Lifestyle strategies

  • Firstly and probably most obviously, preventing over-training. Just as rest is essential for muscle repair, a balance of exercise and rest will help to prevent a decrease in immunity, improving performance in the long run. One should also avoid training for more than two hours at a time.
  • To decrease exposure to germs which will take advantage of a weak immune system, stay away from people with infections and make use of good personal hygiene practices
    • Avoid sharing towels, water bottles and cutlery
    • It is very difficult to prevent exposing our hands to germs, but be sure to wash hands often and prevent touching your eye or mouth area.
  • Saliva forms part of our first line of defence against infection. Therefore avoid getting a dry mouth. Common causes of dry mouth are caffeine, dehydration and anxiety.
  • Sleep deprivation is another cause of immune suppression. Make sure that you get adequate sleep, at least 7-8 hours per night is recommended.
  • Although it is close to impossible to minimise all other stress, any social or life stressors that can be avoided should be. Also be sure to partake in activities that help to lower your stress levels.
  • Avoid rapid weight loss, which has a negative effect on the immune system. Weight loss should not exceed 1kg per week.

Nutritional strategies to maintain immunity in athletes.

There are many supplements/drinks/pills produced making claims about improving immunity. However, none of these (researched or not) can make up for a bad diet.

A healthy balanced diet is the ultimate goal. This may sound simple, but in reality is often not achieved. The diet should be high enough in total energy to maintain bodily functions and prevent weight loss. It should also contain sufficient of the 3 macronutrients, carbohydrates, protein and fats. Often what we perceive to be sufficient differs quite largely from our actual requirements. It may be advisable to visit a dietician who can explain your requirements to you and provide you with practical advice in how to achieve this.

Micronutrients have a macro effect. To maintain a healthy immune system we require sufficient vitamins and minerals. Vitamins of particular importance are A,C and E as well as certain B vitamins and Folic acid. Influential minerals include iron, zinc, magnesium, selenium and copper. Deficiencies of these nutrients can be detrimental, however an excess of the same nutrients, particularly iron zinc and vitamin E can also impair immune function. Again, a healthy, balanced diet should fulfil your requirements.

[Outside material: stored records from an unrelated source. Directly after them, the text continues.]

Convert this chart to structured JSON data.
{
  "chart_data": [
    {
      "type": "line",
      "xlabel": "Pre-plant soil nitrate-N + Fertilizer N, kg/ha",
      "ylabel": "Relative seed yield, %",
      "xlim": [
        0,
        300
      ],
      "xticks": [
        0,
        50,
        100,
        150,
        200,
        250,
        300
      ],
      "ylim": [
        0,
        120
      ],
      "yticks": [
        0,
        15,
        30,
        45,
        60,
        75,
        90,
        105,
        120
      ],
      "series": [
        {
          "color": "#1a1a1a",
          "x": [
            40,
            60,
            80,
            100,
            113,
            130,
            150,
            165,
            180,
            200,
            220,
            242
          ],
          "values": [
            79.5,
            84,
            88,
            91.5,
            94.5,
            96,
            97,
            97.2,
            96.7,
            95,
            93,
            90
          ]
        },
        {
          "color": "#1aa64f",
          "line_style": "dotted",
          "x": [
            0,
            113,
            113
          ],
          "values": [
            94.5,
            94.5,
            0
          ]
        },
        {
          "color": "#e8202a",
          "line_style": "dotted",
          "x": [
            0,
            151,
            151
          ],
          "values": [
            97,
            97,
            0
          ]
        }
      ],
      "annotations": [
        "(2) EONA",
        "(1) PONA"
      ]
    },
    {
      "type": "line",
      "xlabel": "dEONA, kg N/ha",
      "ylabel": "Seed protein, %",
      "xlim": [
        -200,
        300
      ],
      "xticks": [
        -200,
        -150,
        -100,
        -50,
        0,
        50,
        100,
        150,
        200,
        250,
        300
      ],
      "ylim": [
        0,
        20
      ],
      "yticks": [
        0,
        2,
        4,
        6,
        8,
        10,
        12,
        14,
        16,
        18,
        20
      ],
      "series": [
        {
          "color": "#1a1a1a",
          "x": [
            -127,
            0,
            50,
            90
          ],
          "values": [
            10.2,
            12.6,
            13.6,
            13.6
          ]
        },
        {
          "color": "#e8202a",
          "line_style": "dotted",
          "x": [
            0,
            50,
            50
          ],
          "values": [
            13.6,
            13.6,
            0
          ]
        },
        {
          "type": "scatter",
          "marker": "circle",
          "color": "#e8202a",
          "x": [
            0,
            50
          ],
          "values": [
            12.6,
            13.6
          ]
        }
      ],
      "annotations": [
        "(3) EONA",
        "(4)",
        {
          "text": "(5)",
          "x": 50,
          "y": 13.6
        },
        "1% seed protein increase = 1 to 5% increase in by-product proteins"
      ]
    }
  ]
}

Although reaching your requirements though diet should be first priority, if you feel that your diet may be lacking in some micronutrients, ie. Iron in vegetarians. It is usually advisable to take a multivitamin and mineral supplement at 100-200% of the NRV rather than a megadose of a single micronutrient.

The use of antioxidants in exercise (due to increased free radical production) is still controversial and may block exercise adaptations. We do know, however that low to moderate doses of vitamin C may decrease the duration of a cold and the possibility of upper respiratory infections.

Carbohydrates during exercise. 30-60g of carbohydrate per hour is recommended for more reasons than just maintaining glucose levels. There is substantial evidence to show that this intake also lowers circulating stress hormones and anti-inflammatory cytokines, thus having a beneficial effect on immunity.